The Five People You'll See Aboard the Staten Island Ferry
When I was a senior in high school deciding where I wanted to spend the next four years of my life, there was one thing I knew I needed— easy access to Manhattan. I started acting for film and television projects when I was in high school, so when I was making my college choice, I wanted to be somewhere that I could study something totally different from acting, but still be able to get in and out of the city for auditions. Thankfully, it’s been working out and I’ve had some guest roles on TV shows that film in New York (Law & Order: SVU, Blue Bloods, One Life to Live, etc…). Anyone who knows acting, knows that it’s a bit of a gamble. The odds are always against you and chances are, you’re not going to book the first project you audition for. That being said, I’ve spent more than enough time aboard the Staten Island ferry traveling to and from auditions. If I'm going to be honest, it’s basically like a half hour free trip to the zoo. You could people-watch for hours! Now, I would like to think I’m a relatively friendly person. But when there are a hundred empty seats and the creepy guy with four teeth and a strong odor of last week’s trash chooses to sit next to me, I have to wonder why? Why me? What did I do to deserve this?!
After inputing these many hours of commuting experience, I’ve come to the conclusion that there are five standard breeds you are guaranteed to see on the wonderful Ferry of Staten Island:
1. The Tourist
This breed can usually be identified by the massive camera held up to his or her face.

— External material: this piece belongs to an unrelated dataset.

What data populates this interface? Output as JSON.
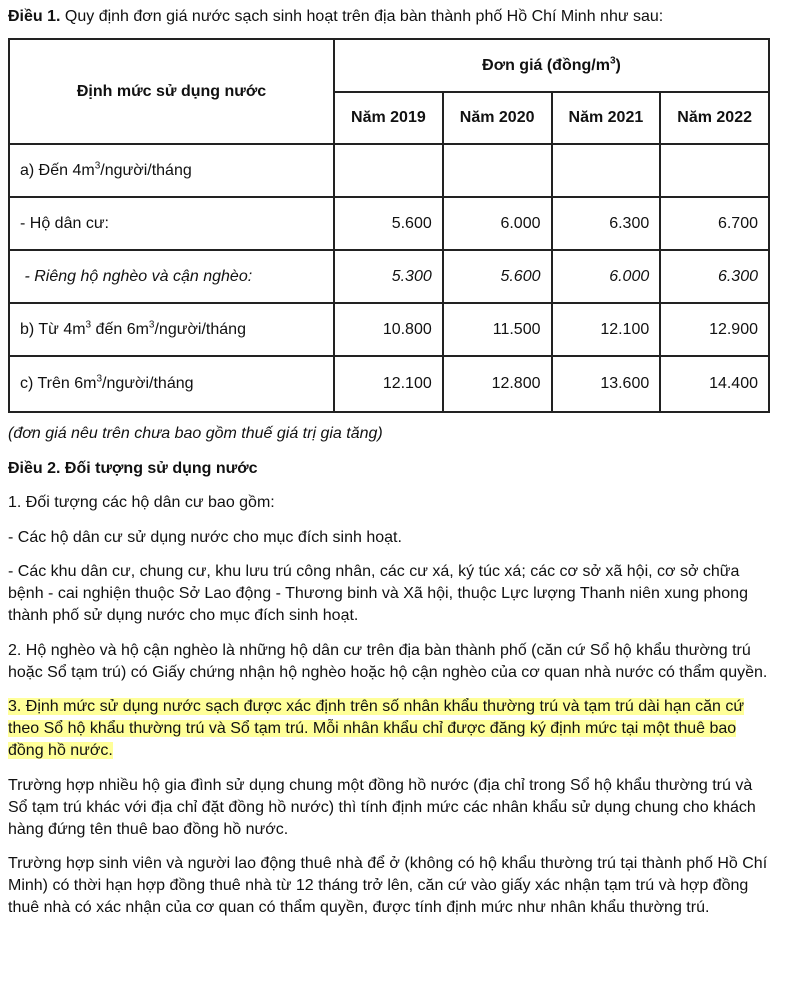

They are most often seen during the spring to late summer months when they flock in particularly large numbers. Be on your toes during tourist season, you never know when you might get in their way as they stampede to and from the docks.
2. The Crazed Staten Island Mom
This breed is often heard before it is seen. She can be found screeching at her cubs as they jump all over her, run throughout the main deck, and beg her to buy them soft pretzels from the ferry concession. She can be easily identified by her exhaustion, frustration, and hoarse voice.
3. The Workaholic
Briefcase in one hand and Wall Street Journal coupled with Blackberry in the other. These kinds are rarely seen unless it’s rush hour. Most often found on the lower, “quiet deck”. Constantly on their phones reading emails, answering phone calls, or checking market changes. Warning: DO NOT APPROACH. They are in the zone 24/7.
4. Loud Music Guy
Now, here is something I will never understand. Headphones. Head-phones. Phones that are meant for your head. Yours, not mine! So, I would like to think that I should not be able to hear your music while it is playing on YOUR headphones while the ferry boat motor is roaring. Alas, this is not the case. Perhaps I’m not adventurous enough with my music tastes, but I’m perfectly content listening to my own music. I really don’t want to hear yours as well. Needless to say, this is a subject that really irks me, so I’ll move on before I spend anymore time on this noise pollution problem.
5. The Wagner Student
It’s always nice to see a friendly face aboard the ferry. It might be a business student heading to an internship, a group of friends off to dinner and a Broadway show, or depending on the season, a Knicks, Yankees or Mets Game. My advice for when you see them: latch on and make a friend. It’s better than sitting next to Loud Music Guy or the creepy man with four teeth.
So there it is, my friend. I urge you to take a trip aboard the ferry and see for yourself. It may not be a luxury cruise ship, but it certainly gets the job done. After all, it is free and the views ain't too shabby. Make sure to keep an eye out for the Statue of Liberty and the awesome skyline leaving the Manhattan side. For those, I am grateful to live on the beautiful Island of Staten any day of the week. : )
**Sidenote, I’m actually writing this blog as I’m on the ferry coming back from an audition. All the breeds have been noted and accounted for.